県政史上最多の6期目を迎えた福田富一(ふくだとみかず)知事の下で編成された2025年度県当初予算案が7日、発表された。重点施策に掲げた少子化対策や人づくり・女性活躍の推進、地域経済の活性化、デジタルトランスフォーメーション(DX)の推進は、いずれも本県の地方創生の成否を左右する鍵となる。

 国が10年間取り組んできた地方創生は東京一極集中の是正には至らず、本県でも進学や就職を機に若者、特に女性の流出が続いている。福田知事は会見で「地方創生第2幕がスタートした。1幕は国も地方も成果を上げられなかった。2幕の失敗は許されない」と強い決意を示した。

 ポイントは、新たな価値観に基づき施策を展開できるかどうかだろう。少子化傾向に歯止めをかけるため、新年度も結婚支援の充実や子育て環境の整備に取り組むとしている。が、そもそも結婚や出産を望む若者は徐々に減りつつある。結婚や出産を促すだけでは「少子化トレンドの反転」には至るまい。

 県内の出生数は年々減少しており、23年は初めて1万人を下回った。

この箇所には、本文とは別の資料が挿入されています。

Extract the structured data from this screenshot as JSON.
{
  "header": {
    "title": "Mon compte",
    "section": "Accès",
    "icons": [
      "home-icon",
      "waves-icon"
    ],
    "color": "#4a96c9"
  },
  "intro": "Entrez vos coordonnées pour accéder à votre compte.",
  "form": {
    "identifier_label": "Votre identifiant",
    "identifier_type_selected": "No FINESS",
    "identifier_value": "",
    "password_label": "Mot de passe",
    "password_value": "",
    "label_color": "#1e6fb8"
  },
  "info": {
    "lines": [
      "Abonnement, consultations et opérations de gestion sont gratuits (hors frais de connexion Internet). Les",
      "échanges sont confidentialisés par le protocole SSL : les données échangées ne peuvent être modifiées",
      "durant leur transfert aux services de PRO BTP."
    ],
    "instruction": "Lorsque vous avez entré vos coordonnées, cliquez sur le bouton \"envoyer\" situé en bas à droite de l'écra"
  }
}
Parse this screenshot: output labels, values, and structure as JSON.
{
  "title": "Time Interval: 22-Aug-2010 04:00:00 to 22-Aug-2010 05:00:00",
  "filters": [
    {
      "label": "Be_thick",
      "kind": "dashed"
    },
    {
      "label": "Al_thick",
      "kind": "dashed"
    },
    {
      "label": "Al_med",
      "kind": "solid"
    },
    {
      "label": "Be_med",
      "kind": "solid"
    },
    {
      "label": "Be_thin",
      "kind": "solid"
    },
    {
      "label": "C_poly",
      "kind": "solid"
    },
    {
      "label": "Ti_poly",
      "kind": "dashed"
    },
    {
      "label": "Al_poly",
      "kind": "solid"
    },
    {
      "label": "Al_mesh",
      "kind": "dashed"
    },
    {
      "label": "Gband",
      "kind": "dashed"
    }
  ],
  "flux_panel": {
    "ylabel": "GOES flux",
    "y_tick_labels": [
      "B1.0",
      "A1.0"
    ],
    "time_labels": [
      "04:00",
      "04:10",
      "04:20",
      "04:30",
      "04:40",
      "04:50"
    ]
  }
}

1人の女性が生涯に産む子どもの数を示す合計特殊出生率は1・19となり、4年連続で過去最低を更新した。県は60年の県人口の目標値を、従来の150万人から140万人に下方修正せざるを得なくなった。

 少子化の背景には経済格差の拡大や長時間労働、女性が流出する背景には、地方に根強い性別に基づく固定的役割分担意識なども指摘される。まずは本県の若者や女性を取り巻く現状を、冷静に分析する必要がある。

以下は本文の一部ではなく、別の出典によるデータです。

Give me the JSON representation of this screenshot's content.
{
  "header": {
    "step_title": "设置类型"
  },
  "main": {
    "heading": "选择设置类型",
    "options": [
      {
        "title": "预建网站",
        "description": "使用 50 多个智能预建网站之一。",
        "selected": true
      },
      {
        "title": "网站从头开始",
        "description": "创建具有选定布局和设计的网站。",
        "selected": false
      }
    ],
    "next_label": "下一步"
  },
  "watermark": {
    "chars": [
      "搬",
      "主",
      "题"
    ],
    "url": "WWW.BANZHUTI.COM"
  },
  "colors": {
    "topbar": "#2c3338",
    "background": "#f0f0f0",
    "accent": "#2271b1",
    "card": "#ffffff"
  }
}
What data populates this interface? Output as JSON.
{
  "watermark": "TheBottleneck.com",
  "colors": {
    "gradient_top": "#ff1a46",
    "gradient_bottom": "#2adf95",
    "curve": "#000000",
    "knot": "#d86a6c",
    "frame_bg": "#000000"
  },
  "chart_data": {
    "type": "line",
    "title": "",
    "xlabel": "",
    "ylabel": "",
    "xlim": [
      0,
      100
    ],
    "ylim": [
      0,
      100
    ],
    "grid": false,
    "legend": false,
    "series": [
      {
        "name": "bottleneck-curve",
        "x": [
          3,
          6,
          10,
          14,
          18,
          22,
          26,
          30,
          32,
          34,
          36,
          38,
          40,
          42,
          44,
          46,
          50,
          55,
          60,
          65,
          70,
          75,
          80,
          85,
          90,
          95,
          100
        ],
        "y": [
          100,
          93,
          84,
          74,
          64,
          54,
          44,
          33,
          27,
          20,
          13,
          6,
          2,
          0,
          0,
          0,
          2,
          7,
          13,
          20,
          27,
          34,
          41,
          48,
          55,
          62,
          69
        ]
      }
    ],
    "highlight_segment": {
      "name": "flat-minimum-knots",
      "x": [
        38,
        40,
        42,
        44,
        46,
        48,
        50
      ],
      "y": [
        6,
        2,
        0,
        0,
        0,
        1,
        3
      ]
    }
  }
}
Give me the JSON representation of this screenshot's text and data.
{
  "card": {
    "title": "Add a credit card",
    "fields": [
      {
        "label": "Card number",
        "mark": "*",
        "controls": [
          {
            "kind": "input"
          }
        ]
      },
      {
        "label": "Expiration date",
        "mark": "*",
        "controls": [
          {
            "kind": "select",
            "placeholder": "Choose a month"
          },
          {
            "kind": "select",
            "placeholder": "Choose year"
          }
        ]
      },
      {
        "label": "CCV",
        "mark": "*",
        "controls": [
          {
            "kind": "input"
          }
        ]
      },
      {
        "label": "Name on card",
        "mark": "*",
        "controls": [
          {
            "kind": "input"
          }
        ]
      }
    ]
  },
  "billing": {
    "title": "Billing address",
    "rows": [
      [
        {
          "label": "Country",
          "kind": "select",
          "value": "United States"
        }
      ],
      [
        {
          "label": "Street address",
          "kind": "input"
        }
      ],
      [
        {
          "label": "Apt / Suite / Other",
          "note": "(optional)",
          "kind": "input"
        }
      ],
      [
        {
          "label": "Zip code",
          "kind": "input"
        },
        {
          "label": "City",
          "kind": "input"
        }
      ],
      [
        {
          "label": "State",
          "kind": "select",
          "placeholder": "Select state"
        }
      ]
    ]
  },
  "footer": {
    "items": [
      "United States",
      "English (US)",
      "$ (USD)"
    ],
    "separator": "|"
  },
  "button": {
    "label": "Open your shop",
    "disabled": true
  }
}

 新年度は「県人口未来会議」や「少子化対策アドバイザー」「女性活躍推進フェロー」を新たに設置、委嘱する方針という。こうした外部有識者の視点も取り入れ、これまでの課題を抽出した上で、本県の創生に結びつく新たな価値観を生み出すべきだ。

 地方創生には地域経済の活性化も欠かせない。経済の好循環に向けた持続的な賃上げを実現するため、価格転嫁の促進や、生産性向上の支援策も盛り込んだ。

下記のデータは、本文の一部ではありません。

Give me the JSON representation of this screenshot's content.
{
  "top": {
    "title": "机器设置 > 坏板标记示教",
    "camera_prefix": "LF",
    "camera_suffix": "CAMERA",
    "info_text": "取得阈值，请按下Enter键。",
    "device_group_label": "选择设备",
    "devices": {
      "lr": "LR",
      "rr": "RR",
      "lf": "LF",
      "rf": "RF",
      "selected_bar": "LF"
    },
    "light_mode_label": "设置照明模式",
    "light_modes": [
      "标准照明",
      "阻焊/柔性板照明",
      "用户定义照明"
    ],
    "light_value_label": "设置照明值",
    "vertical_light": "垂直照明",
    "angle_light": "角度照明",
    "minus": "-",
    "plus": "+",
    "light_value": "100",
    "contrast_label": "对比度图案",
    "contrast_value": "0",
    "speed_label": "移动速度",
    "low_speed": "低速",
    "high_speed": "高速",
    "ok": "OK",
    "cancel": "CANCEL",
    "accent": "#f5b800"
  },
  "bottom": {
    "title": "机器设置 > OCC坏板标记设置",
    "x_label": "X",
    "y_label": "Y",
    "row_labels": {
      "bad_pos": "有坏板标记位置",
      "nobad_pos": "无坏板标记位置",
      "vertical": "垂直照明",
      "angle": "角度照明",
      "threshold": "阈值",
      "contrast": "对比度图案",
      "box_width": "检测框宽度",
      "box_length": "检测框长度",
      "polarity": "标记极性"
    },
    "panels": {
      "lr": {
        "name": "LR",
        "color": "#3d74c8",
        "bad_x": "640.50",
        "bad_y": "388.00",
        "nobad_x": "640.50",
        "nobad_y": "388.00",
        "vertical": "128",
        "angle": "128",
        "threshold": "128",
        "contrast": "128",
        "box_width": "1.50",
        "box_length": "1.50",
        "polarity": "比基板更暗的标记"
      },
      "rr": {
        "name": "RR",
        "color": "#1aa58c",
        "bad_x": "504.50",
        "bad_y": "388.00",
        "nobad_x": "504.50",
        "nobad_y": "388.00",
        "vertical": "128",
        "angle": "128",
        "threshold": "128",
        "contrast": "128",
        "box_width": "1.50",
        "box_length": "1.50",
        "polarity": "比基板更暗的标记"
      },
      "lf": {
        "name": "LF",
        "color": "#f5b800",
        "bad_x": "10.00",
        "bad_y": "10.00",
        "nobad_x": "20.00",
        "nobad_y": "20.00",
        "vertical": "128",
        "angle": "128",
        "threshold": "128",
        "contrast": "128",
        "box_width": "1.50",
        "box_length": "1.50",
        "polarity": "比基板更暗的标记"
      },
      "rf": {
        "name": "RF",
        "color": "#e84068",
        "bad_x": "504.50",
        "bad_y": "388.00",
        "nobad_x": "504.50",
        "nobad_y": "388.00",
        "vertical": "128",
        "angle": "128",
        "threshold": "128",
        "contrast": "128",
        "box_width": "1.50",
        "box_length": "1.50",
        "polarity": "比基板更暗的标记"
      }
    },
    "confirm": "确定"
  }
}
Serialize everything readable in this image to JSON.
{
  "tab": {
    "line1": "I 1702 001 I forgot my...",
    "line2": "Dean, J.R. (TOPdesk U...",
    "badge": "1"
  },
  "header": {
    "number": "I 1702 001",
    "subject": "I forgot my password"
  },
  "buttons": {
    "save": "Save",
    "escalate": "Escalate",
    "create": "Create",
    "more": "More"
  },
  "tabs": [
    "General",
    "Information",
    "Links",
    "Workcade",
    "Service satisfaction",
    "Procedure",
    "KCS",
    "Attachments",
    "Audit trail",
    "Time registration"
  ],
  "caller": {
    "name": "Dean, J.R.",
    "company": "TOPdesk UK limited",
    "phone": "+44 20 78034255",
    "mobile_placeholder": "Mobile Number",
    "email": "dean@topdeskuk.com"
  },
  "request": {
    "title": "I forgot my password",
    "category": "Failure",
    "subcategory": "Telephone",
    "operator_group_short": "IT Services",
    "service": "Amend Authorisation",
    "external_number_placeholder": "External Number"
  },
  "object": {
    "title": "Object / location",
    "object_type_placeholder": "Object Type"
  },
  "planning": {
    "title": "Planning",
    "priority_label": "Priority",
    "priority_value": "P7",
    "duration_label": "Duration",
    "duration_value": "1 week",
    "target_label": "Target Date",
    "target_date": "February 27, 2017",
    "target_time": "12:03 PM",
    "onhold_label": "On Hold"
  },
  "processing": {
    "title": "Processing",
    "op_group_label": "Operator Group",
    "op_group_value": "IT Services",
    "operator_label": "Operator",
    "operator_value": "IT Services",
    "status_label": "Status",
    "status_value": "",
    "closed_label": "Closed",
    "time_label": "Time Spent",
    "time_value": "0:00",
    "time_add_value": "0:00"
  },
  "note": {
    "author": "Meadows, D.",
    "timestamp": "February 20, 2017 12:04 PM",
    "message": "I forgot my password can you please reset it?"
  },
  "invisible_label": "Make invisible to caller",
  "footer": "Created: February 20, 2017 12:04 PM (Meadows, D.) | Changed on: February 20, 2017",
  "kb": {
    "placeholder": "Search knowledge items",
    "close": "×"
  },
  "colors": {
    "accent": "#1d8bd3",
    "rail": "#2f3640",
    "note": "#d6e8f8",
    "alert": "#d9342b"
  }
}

 これらに先駆け、5%以上の賃上げと企業内男女間格差の是正に取り組む中小企業への支援策を、本年度2月補正予算案に計上した。全国でワーストとなった本県の男女間賃金格差の是正につながれば、女性の流出を防ぐためにも有効となるだろう。

 労働力人口が減少する中、本県は外国人材の確保でも後れを取っている。技能実習制度から育成就労制度への移行を見据え、外国人雇用に関する支援体制を強化し、同時に地域での受け入れ環境も整備しなければならない。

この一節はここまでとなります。